BLONDE
Regia: Andrew Dominik
Anno: 2022
Presentato all’ultimo festival del cinema di Venezia, è di recente approdato in streaming su Netflix il film “Blonde” di Andrew Dominik, basato sull’omonimo libro best seller di Joyce Carol Oates. Il film fa rivivere sullo schermo la travagliata vita di Marilyn Monroe dagli anni dell’infanzia, segnata dalla mancanza del padre e dalle crisi mentali della madre, poi ricoverata in manicomio, fino agli anni della celebrità a livello mondiale.
Fragile e bisognosa d’affetto, Norma Jeane ha sempre cercato esternamente un punto d’appoggio che sopperisse ai vuoti e ai traumi infantili, finendo spesso in relazioni sbagliate e lasciandosi plasmare dagli studios cinematografici, che fecero di lei una dolce e svampita bambola bionda, sempre ammiccante e sorridente. Una dicotomia umana che portò ad un’immagine finta ad uso e consumo di schiere di fan e ad una più intima e vera creatura che non riuscì mai a trovare, nonostante gli sforzi, un equilibrio nella sua vita privata. Come andò finire, in quell’agosto del 1962, è ben noto, quando davanti agli occhi di tutti si svelò cosa si nascondeva dietro le luci di una delle più brillanti stelle di Hollywood.
A dare corpo e anima a questa Marilyn cinematografica è Ana de Armas, che replica alla perfezione atteggiamenti, modi, sguardi della Monroe, compresa la riproduzione esatta di brevi spezzoni di alcuni dei suoi più celebri film, anche se le manca quell’innocenza smarrita negli occhi e nell’espressione che era uno dei tratti peculiari dell’attrice. Meno bene, invece, film e sceneggiatura, firmata dallo stesso regista, che danno della vita di Marilyn una visione piuttosto monocorde, costantemente dominata dalla presenza di uomini sbagliati, ai limiti della volgarità e brutalità, ai quali Marilyn si piega. Le immagini sono talvolta impietose, mostrano l’attrice sodomizzata, invischiata in rapporti a tre con dandy pseudo-gay innamorati della propria immagine (Charlie Chaplin jr e Edward G. Robinson jr), sposata ad un uomo rozzo e volgare (Joe di Maggio, interpretato come un bozzetto di banalità da Bobby Cannavale) e in seguito nuovamente sposa di un uomo distaccato ed eccessivamente intellettuale, un Arthur Miller asettico impersonato da Adrien Brody.
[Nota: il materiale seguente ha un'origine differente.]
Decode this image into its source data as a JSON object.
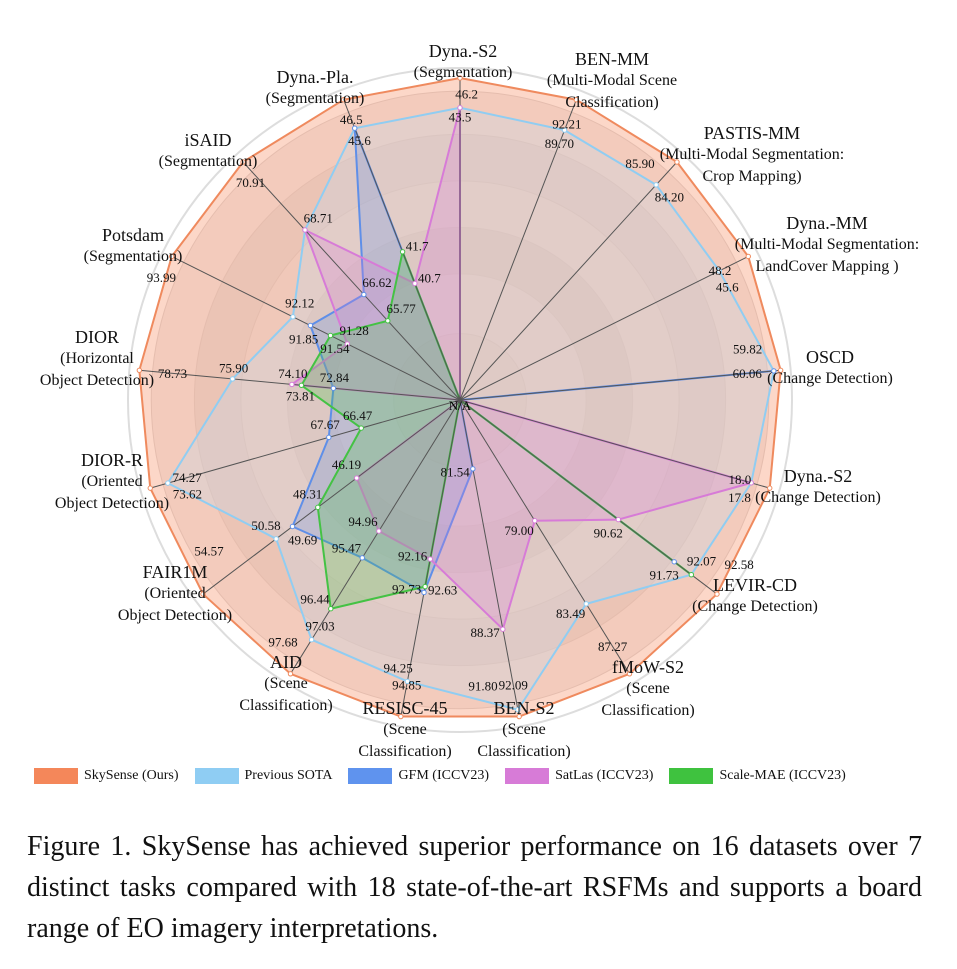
{
  "chart_data": {
    "type": "radar",
    "center_label": "N/A",
    "axes": [
      {
        "name": "Dyna.-S2",
        "sub": [
          "(Segmentation)"
        ],
        "range": [
          20,
          46.2
        ]
      },
      {
        "name": "BEN-MM",
        "sub": [
          "(Multi-Modal Scene",
          "Classification)"
        ],
        "range": [
          70,
          92.21
        ]
      },
      {
        "name": "PASTIS-MM",
        "sub": [
          "(Multi-Modal Segmentation:",
          "Crop Mapping)"
        ],
        "range": [
          70,
          85.9
        ]
      },
      {
        "name": "Dyna.-MM",
        "sub": [
          "(Multi-Modal Segmentation:",
          "LandCover Mapping )"
        ],
        "range": [
          25,
          48.2
        ]
      },
      {
        "name": "OSCD",
        "sub": [
          "(Change Detection)"
        ],
        "range": [
          50,
          60.06
        ]
      },
      {
        "name": "Dyna.-S2",
        "sub": [
          "(Change Detection)"
        ],
        "range": [
          15,
          18.0
        ]
      },
      {
        "name": "LEVIR-CD",
        "sub": [
          "(Change Detection)"
        ],
        "range": [
          88,
          92.58
        ]
      },
      {
        "name": "fMoW-S2",
        "sub": [
          "(Scene",
          "Classification)"
        ],
        "range": [
          74,
          87.27
        ]
      },
      {
        "name": "BEN-S2",
        "sub": [
          "(Scene",
          "Classification)"
        ],
        "range": [
          80,
          92.09
        ]
      },
      {
        "name": "RESISC-45",
        "sub": [
          "(Scene",
          "Classification)"
        ],
        "range": [
          90,
          94.85
        ]
      },
      {
        "name": "AID",
        "sub": [
          "(Scene",
          "Classification)"
        ],
        "range": [
          93,
          97.68
        ]
      },
      {
        "name": "FAIR1M",
        "sub": [
          "(Oriented",
          "Object Detection)"
        ],
        "range": [
          42,
          54.57
        ]
      },
      {
        "name": "DIOR-R",
        "sub": [
          "(Oriented",
          "Object Detection)"
        ],
        "range": [
          64,
          74.27
        ]
      },
      {
        "name": "DIOR",
        "sub": [
          "(Horizontal",
          "Object Detection)"
        ],
        "range": [
          70,
          78.73
        ]
      },
      {
        "name": "Potsdam",
        "sub": [
          "(Segmentation)"
        ],
        "range": [
          90,
          93.99
        ]
      },
      {
        "name": "iSAID",
        "sub": [
          "(Segmentation)"
        ],
        "range": [
          64,
          70.91
        ]
      },
      {
        "name": "Dyna.-Pla.",
        "sub": [
          "(Segmentation)"
        ],
        "range": [
          38,
          46.5
        ]
      }
    ],
    "series": [
      {
        "name": "SkySense (Ours)",
        "color": "#ef8a5e",
        "fill": "rgba(250,175,145,0.5)",
        "values": [
          46.2,
          92.21,
          85.9,
          48.2,
          60.06,
          18.0,
          92.58,
          87.27,
          92.09,
          94.85,
          97.68,
          54.57,
          74.27,
          78.73,
          93.99,
          70.91,
          46.5
        ]
      },
      {
        "name": "Previous SOTA",
        "color": "#90cdf2",
        "fill": "rgba(200,215,230,0.35)",
        "values": [
          43.5,
          89.7,
          84.2,
          45.6,
          59.82,
          17.8,
          92.07,
          83.49,
          91.8,
          94.25,
          97.03,
          50.58,
          73.62,
          75.9,
          92.12,
          68.71,
          45.6
        ]
      },
      {
        "name": "GFM (ICCV23)",
        "color": "#5f8fe8",
        "fill": "rgba(95,143,232,0.25)",
        "values": [
          null,
          null,
          null,
          null,
          59.82,
          null,
          91.73,
          null,
          81.54,
          92.73,
          95.47,
          49.69,
          67.67,
          72.84,
          91.85,
          66.62,
          45.6
        ]
      },
      {
        "name": "SatLas (ICCV23)",
        "color": "#d77bd7",
        "fill": "rgba(215,123,215,0.25)",
        "values": [
          43.5,
          null,
          null,
          null,
          null,
          17.8,
          90.62,
          79.0,
          88.37,
          92.16,
          94.96,
          46.19,
          null,
          74.1,
          91.28,
          68.71,
          40.7
        ]
      },
      {
        "name": "Scale-MAE (ICCV23)",
        "color": "#44c244",
        "fill": "rgba(68,194,68,0.25)",
        "values": [
          null,
          null,
          null,
          null,
          null,
          null,
          92.07,
          null,
          null,
          92.63,
          96.44,
          48.31,
          66.47,
          73.81,
          91.54,
          65.77,
          41.7
        ]
      }
    ],
    "legend_placement": "bottom"
  },
  "caption": "Figure 1.  SkySense has achieved superior performance on 16 datasets over 7 distinct tasks compared with 18 state-of-the-art RSFMs and supports a board range of EO imagery interpretations."
}
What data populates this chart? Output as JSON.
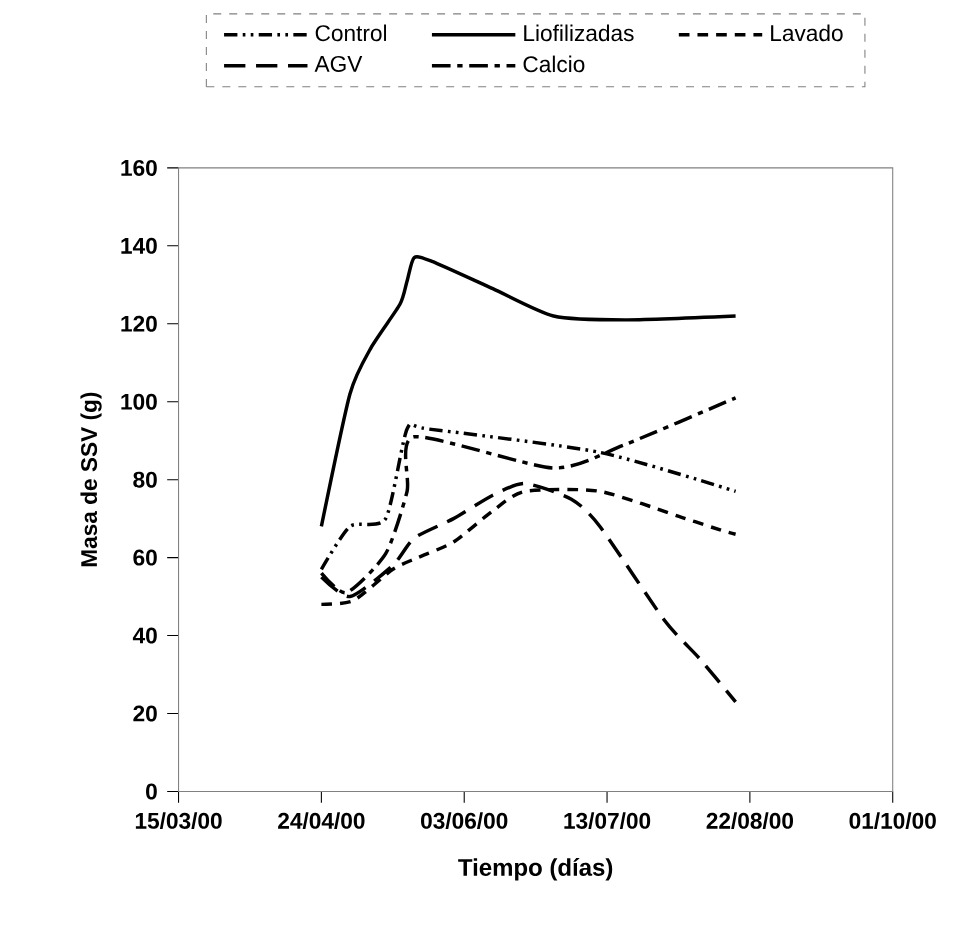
{
  "chart_data": {
    "type": "line",
    "xlabel": "Tiempo (días)",
    "ylabel": "Masa de SSV (g)",
    "xlim": [
      "2000-03-15",
      "2000-10-01"
    ],
    "xticks": [
      {
        "value": "2000-03-15",
        "label": "15/03/00"
      },
      {
        "value": "2000-04-24",
        "label": "24/04/00"
      },
      {
        "value": "2000-06-03",
        "label": "03/06/00"
      },
      {
        "value": "2000-07-13",
        "label": "13/07/00"
      },
      {
        "value": "2000-08-22",
        "label": "22/08/00"
      },
      {
        "value": "2000-10-01",
        "label": "01/10/00"
      }
    ],
    "ylim": [
      0,
      160
    ],
    "yticks": [
      0,
      20,
      40,
      60,
      80,
      100,
      120,
      140,
      160
    ],
    "legend": "top",
    "grid": false,
    "series": [
      {
        "name": "Control",
        "color": "#000000",
        "line_style": "dashdotdotted",
        "x": [
          "2000-04-24",
          "2000-05-02",
          "2000-05-12",
          "2000-05-18",
          "2000-05-24",
          "2000-07-11",
          "2000-08-18"
        ],
        "values": [
          57,
          68,
          70,
          93,
          93,
          87,
          77
        ]
      },
      {
        "name": "Liofilizadas",
        "color": "#000000",
        "line_style": "solid",
        "x": [
          "2000-04-24",
          "2000-05-02",
          "2000-05-08",
          "2000-05-16",
          "2000-05-18",
          "2000-05-20",
          "2000-05-25",
          "2000-06-11",
          "2000-06-28",
          "2000-07-18",
          "2000-08-18"
        ],
        "values": [
          68,
          102,
          114,
          125,
          131,
          137,
          136,
          129,
          122,
          121,
          122
        ]
      },
      {
        "name": "Lavado",
        "color": "#000000",
        "line_style": "dashed",
        "x": [
          "2000-04-24",
          "2000-05-03",
          "2000-05-14",
          "2000-05-21",
          "2000-05-31",
          "2000-06-11",
          "2000-06-20",
          "2000-07-11",
          "2000-08-04",
          "2000-08-14",
          "2000-08-18"
        ],
        "values": [
          48,
          49,
          57,
          60,
          64,
          72,
          77,
          77,
          70,
          67,
          66
        ]
      },
      {
        "name": "AGV",
        "color": "#000000",
        "line_style": "loosely dashed",
        "x": [
          "2000-04-24",
          "2000-05-02",
          "2000-05-14",
          "2000-05-20",
          "2000-05-31",
          "2000-06-11",
          "2000-06-20",
          "2000-07-03",
          "2000-07-11",
          "2000-07-29",
          "2000-08-08",
          "2000-08-18"
        ],
        "values": [
          55,
          50,
          58,
          65,
          70,
          76,
          79,
          75,
          68,
          44,
          34,
          23
        ]
      },
      {
        "name": "Calcio",
        "color": "#000000",
        "line_style": "dashdotted",
        "x": [
          "2000-04-24",
          "2000-05-01",
          "2000-05-12",
          "2000-05-18",
          "2000-05-20",
          "2000-06-28",
          "2000-07-18",
          "2000-08-18"
        ],
        "values": [
          56,
          51,
          61,
          77,
          91,
          83,
          89,
          101
        ]
      }
    ]
  }
}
E mentre la psiche di Norma Jeane si fa sempre più vacillante, le immagini del film diventano deliranti, ingabbiando la protagonista in un incubo, che alterna il bianco e nero al colore e che inquadra più volte un feto in utero tinto di rosso (il figlio che Marilyn non ha mai avuto), come immagine ricorrente e anche parlante, a commento degli eventi.
Con queste pretese autoriali, non sempre chiare, il risultato è un film che non è biografico in senso tradizionale, ma che non trova nemmeno una strada precisa nella definizione di Marilyn e del mondo hollywoodiano che le gira attorno. La donna Norma Jeane e la diva Marilyn sono viste costantemente secondo un unico punto di vista, ripetuto per tutto il film, privo di sfumature e delle umanissime fragilità dell’attrice, qui descritte prevalentemente come crisi di nervi. Una pellicola, insomma, che ha diviso il pubblico a Venezia e che ha destato le critiche di molti per l’esplicito maschilismo, particolarmente evidente in una scena hot col presidente Kennedy di dubbio gusto, che scivola quasi nel grottesco. In ogni caso il film dimostra come il mito di Marilyn con le sue luci e ombre sia ancora più che mai vivo.